Elas mostraram o que parece ser uma surpreendente maleabilidade e foram testadas com sucesso num pequeno número de pacientes, melhorando quadros de males cardíacos, derrame cerebral, esclerose múltipla e tetraplegia. Mas o consenso entre os pesquisadores é que as embrionárias representam uma promessa terapêutica muito maior, por comprovadamente conseguirem assumir as características de qualquer célula. Daí a pressão para permitir seu uso, embora ainda não se saiba como controlar seu funcionamento.
"Fiquei decepcionada, já que nos sentimos incentivados pela aprovação da lei", disse Lygia da Veiga Pereira, do Instituto de Biociências da USP. "Mas o comitê foi formado por cientistas, meus pares, e eles devem ter tido seus critérios para fazer essa seleção." Ela é uma das principais especialistas brasileiras em células-tronco embrionárias e havia submetido uma proposta para derivar linhagens brasileiras delas. Essencialmente imortais, as linhagens são ferramenta básica para entender como uma célula-tronco assume funções definidas.

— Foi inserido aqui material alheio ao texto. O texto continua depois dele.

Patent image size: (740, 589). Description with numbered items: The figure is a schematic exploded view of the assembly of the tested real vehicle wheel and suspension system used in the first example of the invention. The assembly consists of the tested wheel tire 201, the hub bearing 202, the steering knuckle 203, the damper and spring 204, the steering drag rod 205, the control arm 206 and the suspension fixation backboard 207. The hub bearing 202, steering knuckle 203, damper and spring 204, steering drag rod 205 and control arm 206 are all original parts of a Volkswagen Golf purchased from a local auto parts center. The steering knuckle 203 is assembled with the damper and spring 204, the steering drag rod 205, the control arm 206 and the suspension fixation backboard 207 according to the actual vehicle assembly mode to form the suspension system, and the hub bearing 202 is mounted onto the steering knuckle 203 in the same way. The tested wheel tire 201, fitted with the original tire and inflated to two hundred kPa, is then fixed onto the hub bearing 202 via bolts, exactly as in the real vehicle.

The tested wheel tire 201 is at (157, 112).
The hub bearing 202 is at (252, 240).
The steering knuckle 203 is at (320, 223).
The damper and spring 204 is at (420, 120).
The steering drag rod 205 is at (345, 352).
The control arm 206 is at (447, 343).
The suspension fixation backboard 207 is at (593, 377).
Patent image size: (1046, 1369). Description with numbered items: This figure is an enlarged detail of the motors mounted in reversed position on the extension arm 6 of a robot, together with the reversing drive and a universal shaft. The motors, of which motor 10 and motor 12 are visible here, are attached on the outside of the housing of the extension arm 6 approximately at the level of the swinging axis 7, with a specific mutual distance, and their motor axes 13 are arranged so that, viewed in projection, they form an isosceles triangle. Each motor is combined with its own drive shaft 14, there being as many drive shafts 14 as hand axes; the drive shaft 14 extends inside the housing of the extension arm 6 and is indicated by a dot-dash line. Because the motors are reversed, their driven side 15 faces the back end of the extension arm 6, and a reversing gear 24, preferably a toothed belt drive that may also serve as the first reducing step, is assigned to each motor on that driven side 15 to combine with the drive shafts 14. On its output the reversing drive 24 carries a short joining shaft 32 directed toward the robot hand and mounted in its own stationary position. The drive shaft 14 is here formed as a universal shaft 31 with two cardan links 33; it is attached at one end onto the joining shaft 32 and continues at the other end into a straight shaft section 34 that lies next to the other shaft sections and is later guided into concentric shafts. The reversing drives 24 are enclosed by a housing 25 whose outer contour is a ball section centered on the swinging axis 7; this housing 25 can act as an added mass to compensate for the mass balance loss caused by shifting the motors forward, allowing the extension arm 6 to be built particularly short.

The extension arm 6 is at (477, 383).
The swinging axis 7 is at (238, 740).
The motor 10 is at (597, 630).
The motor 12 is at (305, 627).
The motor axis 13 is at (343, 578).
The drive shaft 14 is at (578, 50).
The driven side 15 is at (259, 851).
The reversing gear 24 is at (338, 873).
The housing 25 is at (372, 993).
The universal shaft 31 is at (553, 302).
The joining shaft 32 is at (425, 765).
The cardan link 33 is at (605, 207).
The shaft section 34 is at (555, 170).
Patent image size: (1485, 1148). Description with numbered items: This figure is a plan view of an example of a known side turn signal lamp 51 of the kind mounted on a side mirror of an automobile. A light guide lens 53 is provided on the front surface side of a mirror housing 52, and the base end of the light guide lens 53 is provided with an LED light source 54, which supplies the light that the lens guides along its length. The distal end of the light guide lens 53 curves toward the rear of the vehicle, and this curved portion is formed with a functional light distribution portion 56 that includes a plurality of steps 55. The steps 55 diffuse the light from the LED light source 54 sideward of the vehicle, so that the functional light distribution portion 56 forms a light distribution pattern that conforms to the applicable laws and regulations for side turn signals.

Segundo Luiz Fernando Lima Reis, do Instituto Ludwig de Pesquisa sobre o Câncer, que integrou o comitê responsável pela seleção dos trabalhos, o critério foi puramente científico. "Como você pode ver, nós seguimos fielmente o edital, que não era dedicado apenas às células embrionárias, mas à terapia celular em geral", explica ele. "Das 106 propostas que recebemos, a maioria já se referia às células-tronco adultas, o que talvez tenha criado esse aparente viés na escolha." Segundo a assessoria de imprensa do MCT, a idéia é que os "usuários finais" dos estudos sejam os pacientes.
Entre os poucos trabalhos com células-tronco embrionárias está o de Antonio Carlos Campos de Carvalho, da UFRJ (Universidade Federal do Rio de Janeiro). "Vamos usar uma linhagem já derivada ["emprestada" pelo americano Douglas Melton, da Universidade Harvard] para entender os mecanismos que as transformam em neurônios ou células do coração. Queremos tornar o processo mais eficiente", diz Carvalho.